THIS MESSAGE WILL SELF-DESTRUCT by K. Noel Moore

THIS MESSAGE WILL SELF-DESTRUCT by K. Noel Moore

On December 7th, 1953, Adelbert W. “Dutch” Sherman, an unassuming man, did something to shock the whole of America. He died.

Some several hours after typing that line, I got tired of staring at a blinking cursor, and shut off my computer. “This book,” I announced to the empty room, “is putting me through Hell.”

I had thought of scrapping it more times than I could count. But, Hobbs was releasing his book on the Sherman case in a year, and I couldn’t live with myself if I didn’t one-up him.

The problem was, Hobbs and I were starting from exactly the same place: there was a man named Adelbert Sherman, and for the better part of his story, he followed the steps laid out by the Rosenbergs before him: live an ordinary life, more or less. Be accused of treason. Be tried. Become a spectacle, for good capitalist Americans to watch during their morning oatmeal. Be convicted. Spectacle continues. Die…only, he skipped straight from Step 3 to Step 7, and left no note.
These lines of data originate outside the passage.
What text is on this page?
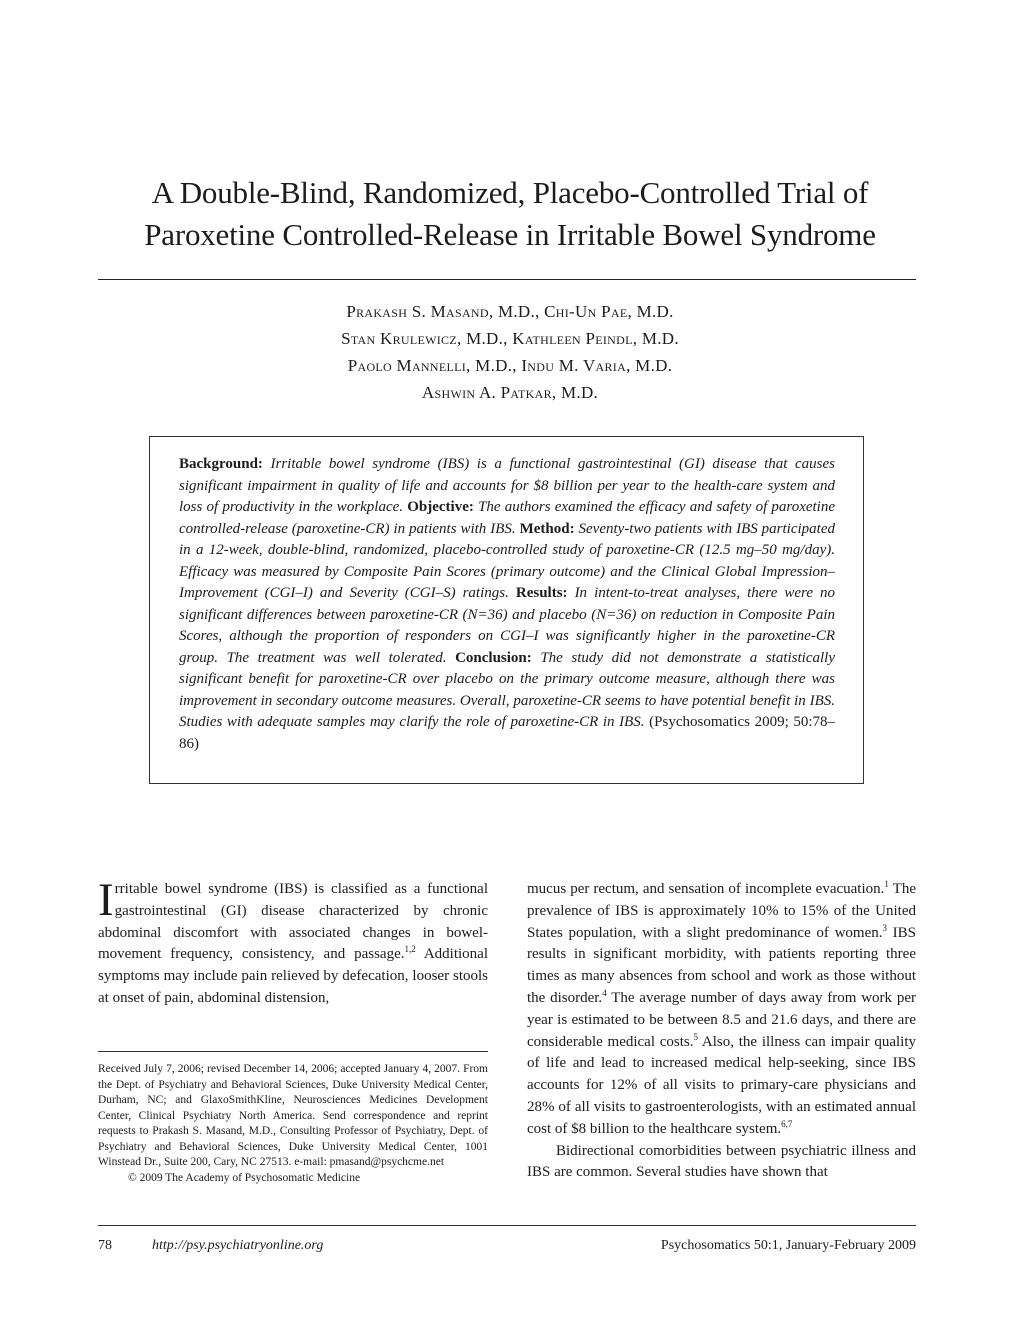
A Double-Blind, Randomized, Placebo-Controlled Trial of
Paroxetine Controlled-Release in Irritable Bowel Syndrome
Prakash S. Masand, M.D., Chi-Un Pae, M.D.
Stan Krulewicz, M.D., Kathleen Peindl, M.D.
Paolo Mannelli, M.D., Indu M. Varia, M.D.
Ashwin A. Patkar, M.D.
Background: Irritable bowel syndrome (IBS) is a functional gastrointestinal (GI) disease that causes significant impairment in quality of life and accounts for $8 billion per year to the health-care system and loss of productivity in the workplace. Objective: The authors examined the efficacy and safety of paroxetine controlled-release (paroxetine-CR) in patients with IBS. Method: Seventy-two patients with IBS participated in a 12-week, double-blind, randomized, placebo-controlled study of paroxetine-CR (12.5 mg–50 mg/day). Efficacy was measured by Composite Pain Scores (primary outcome) and the Clinical Global Impression–Improvement (CGI–I) and Severity (CGI–S) ratings. Results: In intent-to-treat analyses, there were no significant differences between paroxetine-CR (N=36) and placebo (N=36) on reduction in Composite Pain Scores, although the proportion of responders on CGI–I was significantly higher in the paroxetine-CR group. The treatment was well tolerated. Conclusion: The study did not demonstrate a statistically significant benefit for paroxetine-CR over placebo on the primary outcome measure, although there was improvement in secondary outcome measures. Overall, paroxetine-CR seems to have potential benefit in IBS. Studies with adequate samples may clarify the role of paroxetine-CR in IBS. (Psychosomatics 2009; 50:78–86)

Irritable bowel syndrome (IBS) is classified as a functional gastrointestinal (GI) disease characterized by chronic abdominal discomfort with associated changes in bowel-movement frequency, consistency, and passage.$^{1,2}$ Additional symptoms may include pain relieved by defecation, looser stools at onset of pain, abdominal distension,

Received July 7, 2006; revised December 14, 2006; accepted January 4, 2007. From the Dept. of Psychiatry and Behavioral Sciences, Duke University Medical Center, Durham, NC; and GlaxoSmithKline, Neurosciences Medicines Development Center, Clinical Psychiatry North America. Send correspondence and reprint requests to Prakash S. Masand, M.D., Consulting Professor of Psychiatry, Dept. of Psychiatry and Behavioral Sciences, Duke University Medical Center, 1001 Winstead Dr., Suite 200, Cary, NC 27513. e-mail: pmasand@psychcme.net

© 2009 The Academy of Psychosomatic Medicine

mucus per rectum, and sensation of incomplete evacuation.$^1$ The prevalence of IBS is approximately 10% to 15% of the United States population, with a slight predominance of women.$^3$ IBS results in significant morbidity, with patients reporting three times as many absences from school and work as those without the disorder.$^4$ The average number of days away from work per year is estimated to be between 8.5 and 21.6 days, and there are considerable medical costs.$^5$ Also, the illness can impair quality of life and lead to increased medical help-seeking, since IBS accounts for 12% of all visits to primary-care physicians and 28% of all visits to gastroenterologists, with an estimated annual cost of $8 billion to the healthcare system.$^{6,7}$

Bidirectional comorbidities between psychiatric illness and IBS are common. Several studies have shown that

78	http://psy.psychiatryonline.org	Psychosomatics 50:1, January-February 2009
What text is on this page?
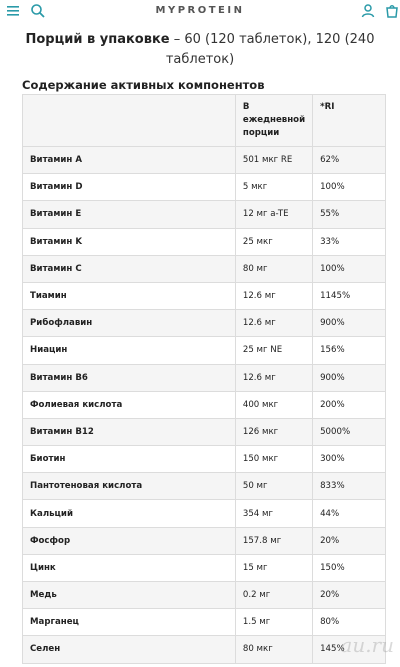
MYPROTEIN
Порций в упаковке – 60 (120 таблеток), 120 (240 таблеток)
Содержание активных компонентов
	В ежедневной порции	*RI
Витамин A	501 мкг RE	62%
Витамин D	5 мкг	100%
Витамин E	12 мг a-TE	55%
Витамин K	25 мкг	33%
Витамин C	80 мг	100%
Тиамин	12.6 мг	1145%
Рибофлавин	12.6 мг	900%
Ниацин	25 мг NE	156%
Витамин B6	12.6 мг	900%
Фолиевая кислота	400 мкг	200%
Витамин B12	126 мкг	5000%
Биотин	150 мкг	300%
Пантотеновая кислота	50 мг	833%
Кальций	354 мг	44%
Фосфор	157.8 мг	20%
Цинк	15 мг	150%
Медь	0.2 мг	20%
Марганец	1.5 мг	80%
Селен	80 мкг	145%
au.ru
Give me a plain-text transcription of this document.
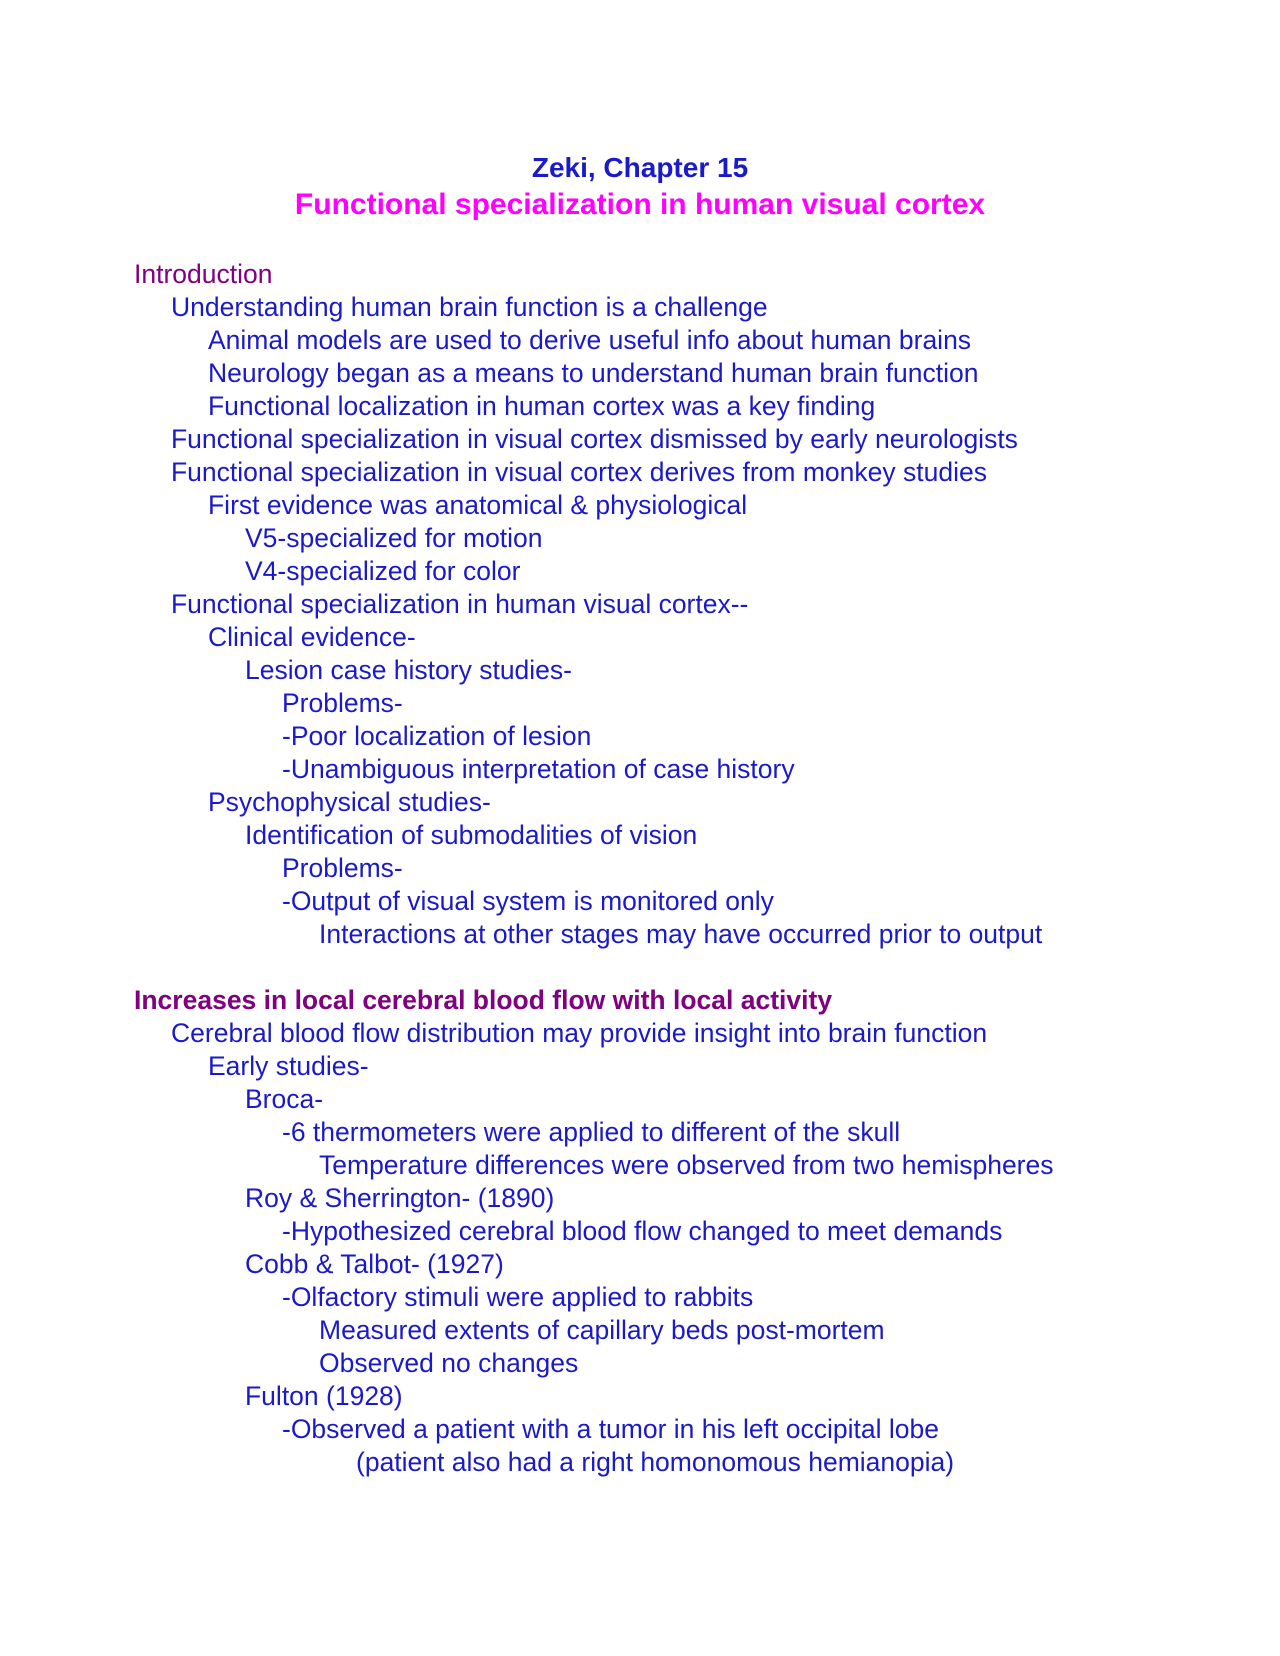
Zeki, Chapter 15
Functional specialization in human visual cortex
Introduction
Understanding human brain function is a challenge
Animal models are used to derive useful info about human brains
Neurology began as a means to understand human brain function
Functional localization in human cortex was a key finding
Functional specialization in visual cortex dismissed by early neurologists
Functional specialization in visual cortex derives from monkey studies
First evidence was anatomical & physiological
V5-specialized for motion
V4-specialized for color
Functional specialization in human visual cortex--
Clinical evidence-
Lesion case history studies-
Problems-
-Poor localization of lesion
-Unambiguous interpretation of case history
Psychophysical studies-
Identification of submodalities of vision
Problems-
-Output of visual system is monitored only
Interactions at other stages may have occurred prior to output
Increases in local cerebral blood flow with local activity
Cerebral blood flow distribution may provide insight into brain function
Early studies-
Broca-
-6 thermometers were applied to different of the skull
Temperature differences were observed from two hemispheres
Roy & Sherrington- (1890)
-Hypothesized cerebral blood flow changed to meet demands
Cobb & Talbot- (1927)
-Olfactory stimuli were applied to rabbits
Measured extents of capillary beds post-mortem
Observed no changes
Fulton (1928)
-Observed a patient with a tumor in his left occipital lobe
(patient also had a right homonomous hemianopia)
The problem with writing The Truth About “the Last Atom Spy”: there were too many truths. A warden. An informant. A niece. A soldier. A spy.

Bennie Lennox remembered Adelbert Sherman as a model prisoner. He never raised a ruckus, never cursed the guards or shouted to the heavens that he was innocent. He didn’t have much interest in socializing with his fellow prisoners, which was just fine, since they didn’t have much interest in socializing with him. He spent most of his time in the prison library, or reading something that girl of his had brought him. The Bible, the Times, The Postman Always Rings Twice, it didn’t matter, so long as it took him away from where he was. He stalked the streets with Cain’s fallen-angel heroines, played at solving crimes to make up for the ones he committed in reality.

From where he sat alone in the mess, or the yard, or the corner of his cell, he’d call “Hey, warden!” when Lennox passed by. If the warden afforded him an answer, he’d strike up a conversation about whatever volume he was currently buried in. On the day before he died, it was Myths of Greece and Rome, Guerber.

“You know the story of Prometheus?” he asked.

“Maybe I do,” Lennox answered, “maybe I don’t. The name isn’t familiar. It sounds Greek.”

“It is. Prometheus was a Titan — you know what that is? It’s kind of like an angel, or a demon, but not really either. The Greeks didn’t have the same good-evil dichotomy in their stories that we do. Anyway, this particular Titan, he stole something from Zeus. I’m sure you know who Zeus is.”

“Sure, I know who he is. The capo di tutti capi of the gods.”

“That’s the one. Anyway, Zeus didn’t much like being stolen from. He chained Prometheus to the side of mountain, and sent a great bird to eat him alive.”

“Jesus.” Lennox’s stomach twisted. “What a horrible way to die.”

“Oh, but that’s the thing: he didn’t die. His flesh knitted itself together during the night, and in the morning it started all over, the ripping-apart and stitching-back-together. Rinse and repeat. For thirty thousand years, according to this book, until Heracles came along and cut him loose.”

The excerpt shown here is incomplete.